3. Vicário e redentivo
A Bíblia dá fundamentos firmes para edificar uma teologia do sofrimento redentivo. Especialmente em Isaías, encontramos a descrição do inocente Servo Sofredor a quem Deus castiga para favorecer pecadores. “...Ele foi traspassado por causa das nossas transgressões, foi esmagado por causa de nossas iniquidades” (Is 53:5). Esse versículo mostra esta verdade claramente. No Novo Testamento, Paulo declara que todos são pecadores, mas nem todos têm de sofrer pela injustiça que cometeram. Nas palavras do Apóstolo, “...Todos pecaram e estão destituídos da glória de Deus, sendo justificados gratuitamente por sua graça, por meio da redenção que há em Cristo Jesus. Deus o ofereceu como sacrifício para propiciação mediante a fé, pelo seu sangue, demonstrando a sua justiça” (Rm 3:23-25). É possível escapar das conseqüências do pecado crendo na pessoa de Cristo, que sofreu vicariamente para pagá-los.
Paulo declara sua alegria em sofrer pelos colossenses, completando em seu próprio corpo o que falta das aflições de Cristo, em favor da igreja (Cl 1:24). Estes sofrimentos, não punitivos, têm a finalidade de avançar o Reino contra o inimigo de nossas almas.
Há sofrimento voluntário que glorifica a Deus. O livro “O Sorriso Escondido de Deus”, de John Piper (S. Paulo: Shedd Publicações e Edições Vida Nova, 2002) apresenta esta verdade de maneira maravilhosa.

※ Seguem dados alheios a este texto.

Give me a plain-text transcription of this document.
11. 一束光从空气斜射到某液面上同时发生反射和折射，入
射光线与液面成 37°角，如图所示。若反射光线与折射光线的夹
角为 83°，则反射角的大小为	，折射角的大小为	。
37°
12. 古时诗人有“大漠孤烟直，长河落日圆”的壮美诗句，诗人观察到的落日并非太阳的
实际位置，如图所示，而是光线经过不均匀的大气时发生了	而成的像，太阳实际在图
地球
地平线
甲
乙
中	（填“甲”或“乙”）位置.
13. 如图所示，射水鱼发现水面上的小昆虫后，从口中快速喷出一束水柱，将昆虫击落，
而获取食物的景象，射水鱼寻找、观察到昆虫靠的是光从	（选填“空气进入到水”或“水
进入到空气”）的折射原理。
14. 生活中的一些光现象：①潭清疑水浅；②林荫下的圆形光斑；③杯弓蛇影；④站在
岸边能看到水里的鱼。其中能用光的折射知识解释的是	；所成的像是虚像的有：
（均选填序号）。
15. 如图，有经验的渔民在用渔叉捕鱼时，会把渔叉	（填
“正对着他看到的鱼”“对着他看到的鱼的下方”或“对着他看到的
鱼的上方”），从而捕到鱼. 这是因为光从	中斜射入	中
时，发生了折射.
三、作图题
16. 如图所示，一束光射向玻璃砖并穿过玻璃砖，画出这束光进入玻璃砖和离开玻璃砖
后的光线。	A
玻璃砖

Mesmo depois desta discussão tão limitada, sentimos a necessidade de uma explicação mais ampla pelo sofrimento de inocentes, tais como crianças com AIDS ou que nascem deformadas. Muitos passam fome sem culpa própria, mas por causa da corrupção e da má administração dos recursos do país. Muitos sofrem porque nasceram numa terra onde o Evangelho não chegou ou não provocou impacto suficiente para mudar as injustiças praticadas pelos governantes. Mas o cristão sabe que nenhum sofrimento é em vão. O que precisamos é paciência e aguardar o dia em que a gloriosa justiça de Deus será dispensada perfeitamente. “A terra se encherá do conhecimento da glória do Senhor, como as águas enchem o mar” (Is 11:9).


Rev. Russel Shedd é editor da Bíblia Vida Nova.